Background: Methylphenidate (MPH) is a psychostimulant that exerts its pharmacological effects via preferential blockade of the dopamine transporter (DAT) and the norepinephrine transporter (NET), resulting in increased monoamine levels in the synapse. Clinically, methylphenidate is prescribed for the symptomatic treatment of ADHD and narcolepsy; although lately, there has been an increased incidence of its use in individuals not meeting the criteria for these disorders.
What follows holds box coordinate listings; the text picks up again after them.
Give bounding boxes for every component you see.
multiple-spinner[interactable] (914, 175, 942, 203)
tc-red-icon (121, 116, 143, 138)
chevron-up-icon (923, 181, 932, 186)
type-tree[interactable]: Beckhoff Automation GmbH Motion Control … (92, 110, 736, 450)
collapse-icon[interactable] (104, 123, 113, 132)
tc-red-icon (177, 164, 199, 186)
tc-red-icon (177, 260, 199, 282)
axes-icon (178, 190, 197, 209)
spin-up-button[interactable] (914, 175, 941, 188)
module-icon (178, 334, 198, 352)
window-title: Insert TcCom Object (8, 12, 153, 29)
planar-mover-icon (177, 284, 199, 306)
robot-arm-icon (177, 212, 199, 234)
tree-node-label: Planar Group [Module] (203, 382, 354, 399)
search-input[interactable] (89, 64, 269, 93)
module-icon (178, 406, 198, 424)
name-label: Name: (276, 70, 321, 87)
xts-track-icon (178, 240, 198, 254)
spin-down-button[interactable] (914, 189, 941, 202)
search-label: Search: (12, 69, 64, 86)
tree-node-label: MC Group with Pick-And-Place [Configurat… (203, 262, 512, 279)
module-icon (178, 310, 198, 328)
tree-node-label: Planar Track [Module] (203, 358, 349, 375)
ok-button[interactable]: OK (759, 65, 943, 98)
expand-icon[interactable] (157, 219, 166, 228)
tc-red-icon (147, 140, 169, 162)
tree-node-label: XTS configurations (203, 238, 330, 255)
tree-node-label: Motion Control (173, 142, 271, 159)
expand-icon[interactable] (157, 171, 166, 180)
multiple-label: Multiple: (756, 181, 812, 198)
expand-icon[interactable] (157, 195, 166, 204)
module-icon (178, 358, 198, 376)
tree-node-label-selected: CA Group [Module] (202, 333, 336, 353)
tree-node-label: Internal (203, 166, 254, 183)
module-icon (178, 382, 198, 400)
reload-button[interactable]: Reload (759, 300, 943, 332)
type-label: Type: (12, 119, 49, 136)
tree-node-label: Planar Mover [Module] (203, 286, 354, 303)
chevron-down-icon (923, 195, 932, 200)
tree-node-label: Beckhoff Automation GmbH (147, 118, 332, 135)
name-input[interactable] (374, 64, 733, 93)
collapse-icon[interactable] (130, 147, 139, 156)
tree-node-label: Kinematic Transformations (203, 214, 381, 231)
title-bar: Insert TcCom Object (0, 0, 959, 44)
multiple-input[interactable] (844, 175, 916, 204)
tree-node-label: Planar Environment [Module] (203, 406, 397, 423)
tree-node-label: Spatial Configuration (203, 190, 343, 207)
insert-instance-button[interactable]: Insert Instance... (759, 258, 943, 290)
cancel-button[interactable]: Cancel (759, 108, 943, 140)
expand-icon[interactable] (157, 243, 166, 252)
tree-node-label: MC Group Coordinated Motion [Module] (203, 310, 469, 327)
MPH has also been misused as a "cognitive enhancer" and as an alternative to other psychostimulants. Here, we investigate whether chronic or acute administration of MPH in mice at either 1 mg/kg or 10 mg/kg, affects cell number and gene expression in the basal ganglia.
Methodology/principal findings: Through the use of stereological counting methods, we observed a significant reduction (∼20%) in dopamine neuron numbers in the substantia nigra pars compacta (SNpc) following chronic administration of 10 mg/kg MPH. This dosage of MPH also induced a significant increase in the number of activated microglia in the SNpc. Additionally, exposure to either 1 mg/kg or 10 mg/kg MPH increased the sensitivity of SNpc dopaminergic neurons to the parkinsonian agent 1-methyl-4-phenyl-1,2,3,6-tetrahydropyridine (MPTP). Unbiased gene screening employing Affymetrix GeneChip® HT MG-430 PM revealed changes in 115 and 54 genes in the substantia nigra (SN) of mice exposed to 1 mg/kg and 10 mg/kg MPH doses, respectively. Decreases in the mRNA levels of gdnf, dat1, vmat2, and th in the substantia nigra (SN) were observed with both acute and chronic dosing of 10 mg/kg MPH. We also found an increase in mRNA levels of the pro-inflammatory genes il-6 and tnf-α in the striatum, although these were seen only at an acute dose of 10 mg/kg and not following chronic dosing.
Conclusion: Collectively, our results suggest that chronic MPH usage in mice at doses spanning the therapeutic range in humans, especially at prolonged higher doses, has long-term neurodegenerative consequences.